A number of attempts have been taken to improve the therapeutic potential of GLP-1 and its analogs through improvements in formulation. For example, International patent publication no. WO 01/57084 describes a process for producing crystals of GLP-1 analogues which are said to be useful in the preparation of pharmaceutical compositions, such as injectable drugs, comprising the crystals and a pharmaceutical acceptable carrier. Heterogeneous micro crystalline clusters of GLP-1(7-37)OH have been grown from saline solutions and examined after crystal soaking treatment with zinc and/or m-cresol (Kim and Haren, Pharma. Res. Vol. 12 No. 11 (1995)). Crude crystalline suspensions of GLP(7-36)NH2 containing needle-like crystals and amorphous precipitation have been prepared from phosphate solutions containing zinc or protamine (Pridal, et. al., International Journal of Pharmaceutics Vol. 136, pp. 53-59 (1996)). European patent publication no. EP 0619322A2 describes the preparation of micro-crystalline forms of GLP-1 (7-37)OH by mixing solutions of the protein in pH 7-8.5 buffer with certain combinations of salts and low molecular weight polyethylene glycols (PEG). U.S. Pat. No. 6,566,490 describes seeding microcrystals of, inter alia, GLP-1 which are said to aid in the production of purified peptide products. U.S. Pat. No. 6,555,521 (US '521) discloses GLP-1 crystals having a tetragonal flat rod or a plate-like shape which are said to have improved purity and to exhibit extended in vivo activity. US '521 teaches that such crystals are relatively uniform and remain in suspension for a longer period of time than prior crystalline clusters and amorphous crystalline suspensions which were said to settle rapidly, aggregate or clump together, clog syringe needles and generally exacerbate unpredictable dosing.

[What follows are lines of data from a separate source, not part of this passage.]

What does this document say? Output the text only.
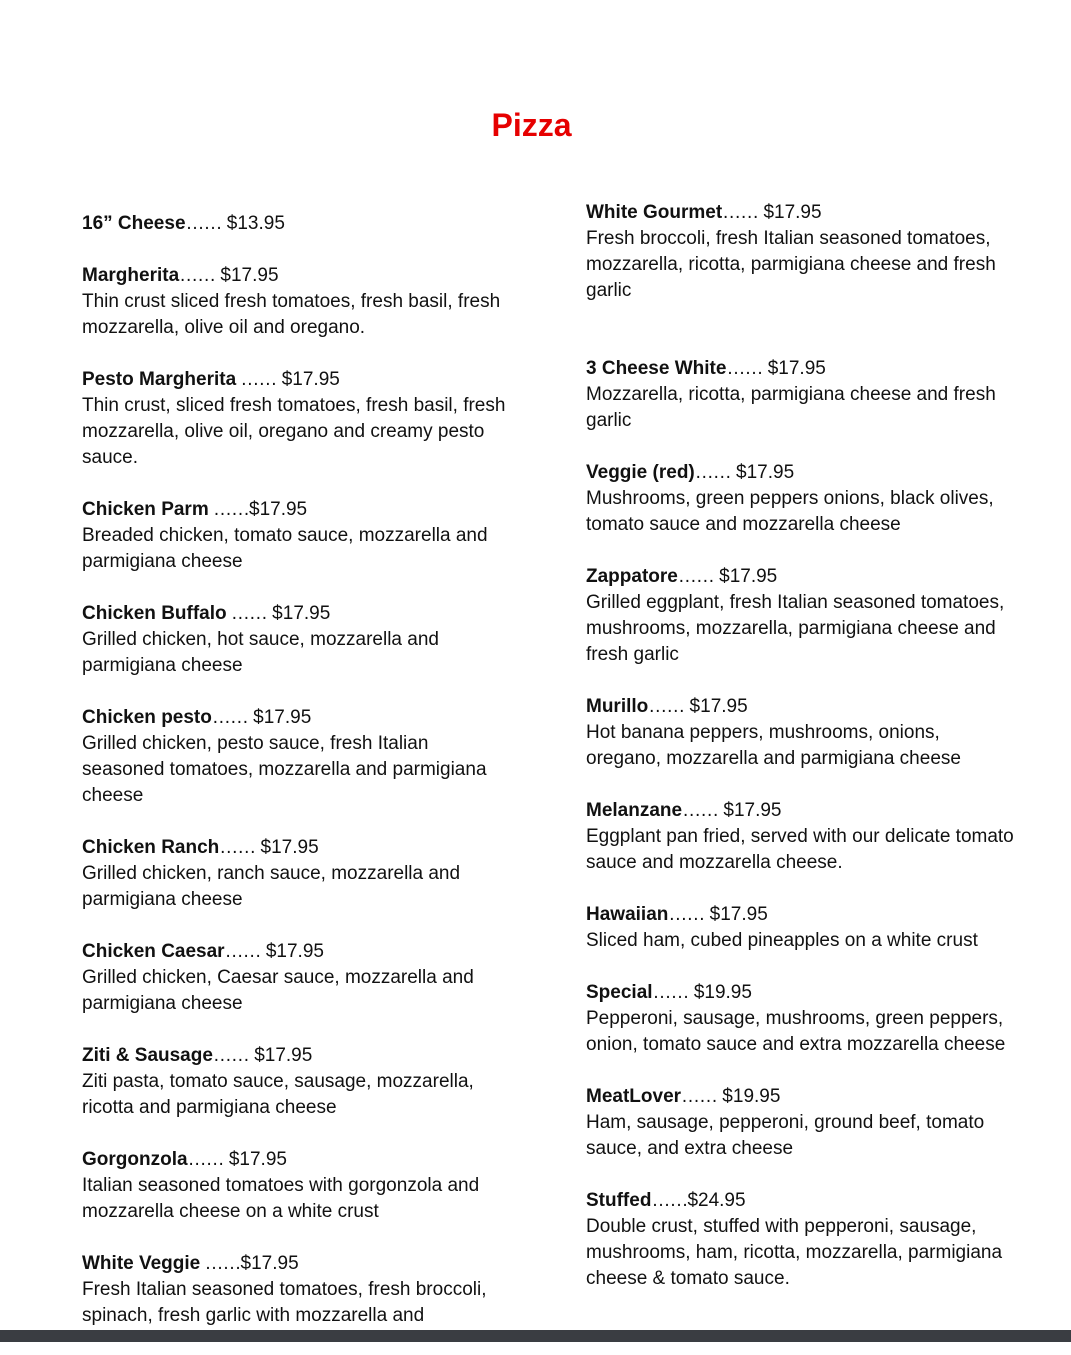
Pizza
16” Cheese…… $13.95
Margherita…… $17.95
Thin crust sliced fresh tomatoes, fresh basil, fresh mozzarella, olive oil and oregano.
Pesto Margherita …… $17.95
Thin crust, sliced fresh tomatoes, fresh basil, fresh mozzarella, olive oil, oregano and creamy pesto sauce.
Chicken Parm ……$17.95
Breaded chicken, tomato sauce, mozzarella and parmigiana cheese
Chicken Buffalo …… $17.95
Grilled chicken, hot sauce, mozzarella and parmigiana cheese
Chicken pesto…… $17.95
Grilled chicken, pesto sauce, fresh Italian seasoned tomatoes, mozzarella and parmigiana cheese
Chicken Ranch…… $17.95
Grilled chicken, ranch sauce, mozzarella and parmigiana cheese
Chicken Caesar…… $17.95
Grilled chicken, Caesar sauce, mozzarella and parmigiana cheese
Ziti & Sausage…… $17.95
Ziti pasta, tomato sauce, sausage, mozzarella, ricotta and parmigiana cheese
Gorgonzola…… $17.95
Italian seasoned tomatoes with gorgonzola and mozzarella cheese on a white crust
White Veggie ……$17.95
Fresh Italian seasoned tomatoes, fresh broccoli, spinach, fresh garlic with mozzarella and
White Gourmet…… $17.95
Fresh broccoli, fresh Italian seasoned tomatoes, mozzarella, ricotta, parmigiana cheese and fresh garlic
3 Cheese White…… $17.95
Mozzarella, ricotta, parmigiana cheese and fresh garlic
Veggie (red)…… $17.95
Mushrooms, green peppers onions, black olives, tomato sauce and mozzarella cheese
Zappatore…… $17.95
Grilled eggplant, fresh Italian seasoned tomatoes, mushrooms, mozzarella, parmigiana cheese and fresh garlic
Murillo…… $17.95
Hot banana peppers, mushrooms, onions, oregano, mozzarella and parmigiana cheese
Melanzane…… $17.95
Eggplant pan fried, served with our delicate tomato sauce and mozzarella cheese.
Hawaiian…… $17.95
Sliced ham, cubed pineapples on a white crust
Special…… $19.95
Pepperoni, sausage, mushrooms, green peppers, onion, tomato sauce and extra mozzarella cheese
MeatLover…… $19.95
Ham, sausage, pepperoni, ground beef, tomato sauce, and extra cheese
Stuffed……$24.95
Double crust, stuffed with pepperoni, sausage, mushrooms, ham, ricotta, mozzarella, parmigiana cheese & tomato sauce.
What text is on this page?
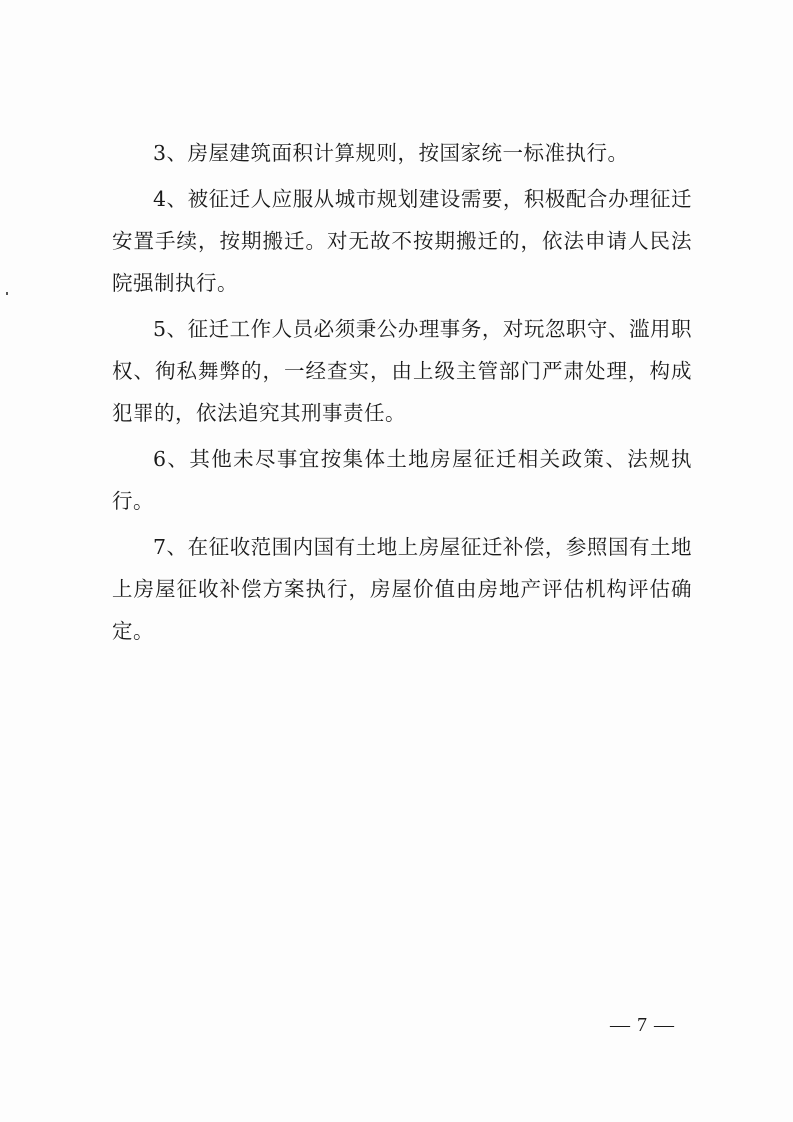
3、房屋建筑面积计算规则，按国家统一标准执行。

4、被征迁人应服从城市规划建设需要，积极配合办理征迁安置手续，按期搬迁。对无故不按期搬迁的，依法申请人民法院强制执行。

5、征迁工作人员必须秉公办理事务，对玩忽职守、滥用职权、徇私舞弊的，一经查实，由上级主管部门严肃处理，构成犯罪的，依法追究其刑事责任。

6、其他未尽事宜按集体土地房屋征迁相关政策、法规执行。

7、在征收范围内国有土地上房屋征迁补偿，参照国有土地上房屋征收补偿方案执行，房屋价值由房地产评估机构评估确定。

— 7 —
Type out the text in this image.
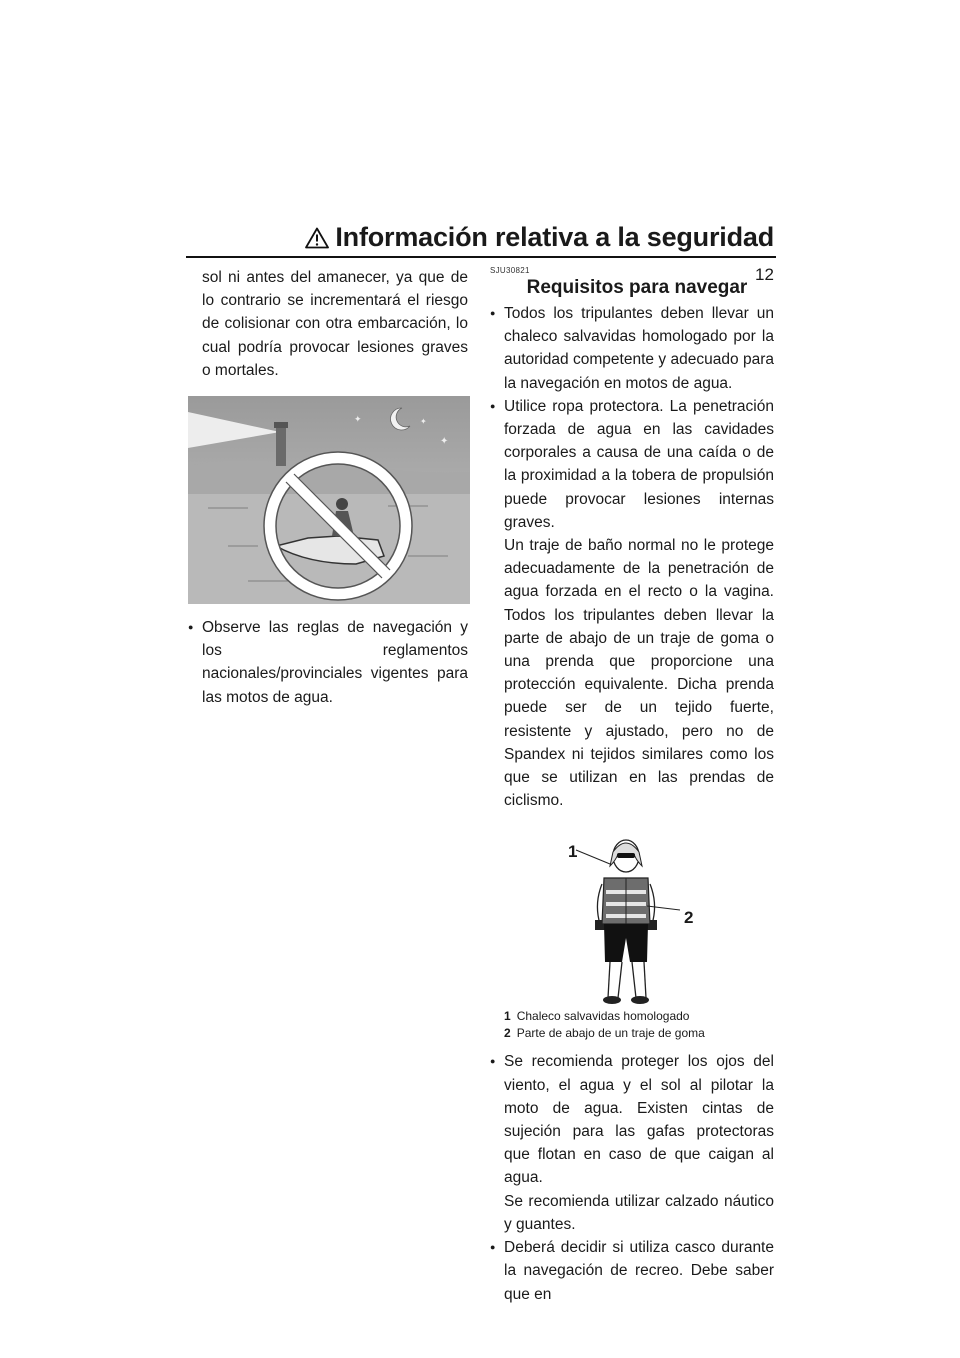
Información relativa a la seguridad
12

sol ni antes del amanecer, ya que de lo contrario se incrementará el riesgo de colisionar con otra embarcación, lo cual podría provocar lesiones graves o mortales.

✦	✦
✦

● Observe las reglas de navegación y los reglamentos nacionales/provinciales vigentes para las motos de agua.

SJU30821
Requisitos para navegar

● Todos los tripulantes deben llevar un chaleco salvavidas homologado por la autoridad competente y adecuado para la navegación en motos de agua.

● Utilice ropa protectora. La penetración forzada de agua en las cavidades corporales a causa de una caída o de la proximidad a la tobera de propulsión puede provocar lesiones internas graves.

Un traje de baño normal no le protege adecuadamente de la penetración de agua forzada en el recto o la vagina. Todos los tripulantes deben llevar la parte de abajo de un traje de goma o una prenda que proporcione una protección equivalente. Dicha prenda puede ser de un tejido fuerte, resistente y ajustado, pero no de Spandex ni tejidos similares como los que se utilizan en las prendas de ciclismo.

1
2
1 Chaleco salvavidas homologado
2 Parte de abajo de un traje de goma

● Se recomienda proteger los ojos del viento, el agua y el sol al pilotar la moto de agua. Existen cintas de sujeción para las gafas protectoras que flotan en caso de que caigan al agua.

Se recomienda utilizar calzado náutico y guantes.

● Deberá decidir si utiliza casco durante la navegación de recreo. Debe saber que en
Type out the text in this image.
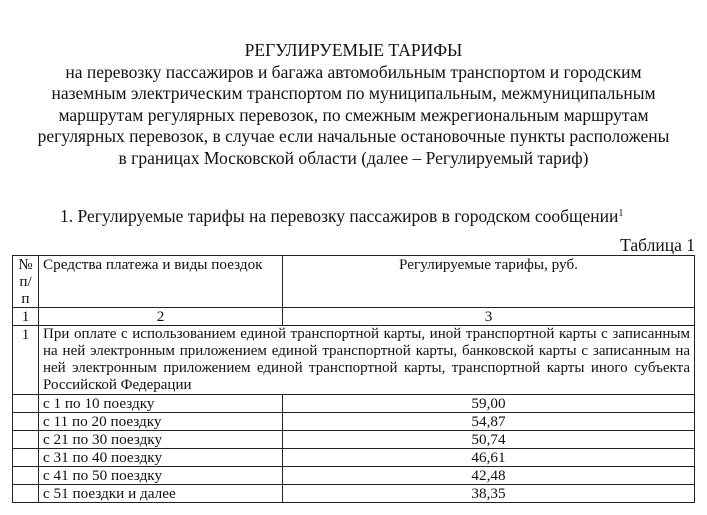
РЕГУЛИРУЕМЫЕ ТАРИФЫ
на перевозку пассажиров и багажа автомобильным транспортом и городским
наземным электрическим транспортом по муниципальным, межмуниципальным
маршрутам регулярных перевозок, по смежным межрегиональным маршрутам
регулярных перевозок, в случае если начальные остановочные пункты расположены
в границах Московской области (далее – Регулируемый тариф)
1. Регулируемые тарифы на перевозку пассажиров в городском сообщении$^1$
Таблица 1
№ п/п	Средства платежа и виды поездок	Регулируемые тарифы, руб.
1	2	3
1	При оплате с использованием единой транспортной карты, иной транспортной карты с записанным на ней электронным приложением единой транспортной карты, банковской карты с записанным на ней электронным приложением единой транспортной карты, транспортной карты иного субъекта Российской Федерации	
	с 1 по 10 поездку	59,00
	с 11 по 20 поездку	54,87
	с 21 по 30 поездку	50,74
	с 31 по 40 поездку	46,61
	с 41 по 50 поездку	42,48
	с 51 поездки и далее	38,35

A biodegradable triblock copolymer of poly [(dl-lactide-co-glycolide)-b-ethylene glycol-b-(-lactide-co-glycolide)] has been suggested for use in a controlled release formulation of GLP-1. However like other polymeric systems, the manufacture of triblock copolymer involves complex protocols and inconsistent particulate formation.
Similarly, biodegradable polymers, e.g., poly(lactic-co-glycolic acid) (PLGA), have also been suggested for use in sustained delivery formulations of peptides. However the use of such biodegradable polymers has been disfavored in the art since these polymers generally have poor solubility in water and require water-immiscible organic solvents, e.g., methylene chloride, and/or harsh preparation conditions during manufacture. Such organic solvents and/or harsh preparation conditions are considered to increase the risk of inducing conformational change of the peptide or protein of interest, resulting in decreased structural integrity and compromised biological activity. (Choi et al., Pharm. Research, Vol. 21, No. 5, (2004).) Poloxamers have been likewise faulted. (Id.)
The GLP-1 compositions described in the foregoing references are less than ideal for preparing pharmaceutical formulations of GLP's since they tend to trap impurities and/or are otherwise difficult to reproducibly manufacture and administer. Also, GLP analogs are known to induce nausea at elevated concentrations, thus there is a need to provide a sustained drug effect with reduced initial plasma concentrations. Hence, there is a need for GLP-1 formulations which are more easily and reliably manufactured, that are more easily and reproducibly administered to a patient, and that provide for reduced initial plasma concentrations in order to reduce or eliminate unwanted side-effects.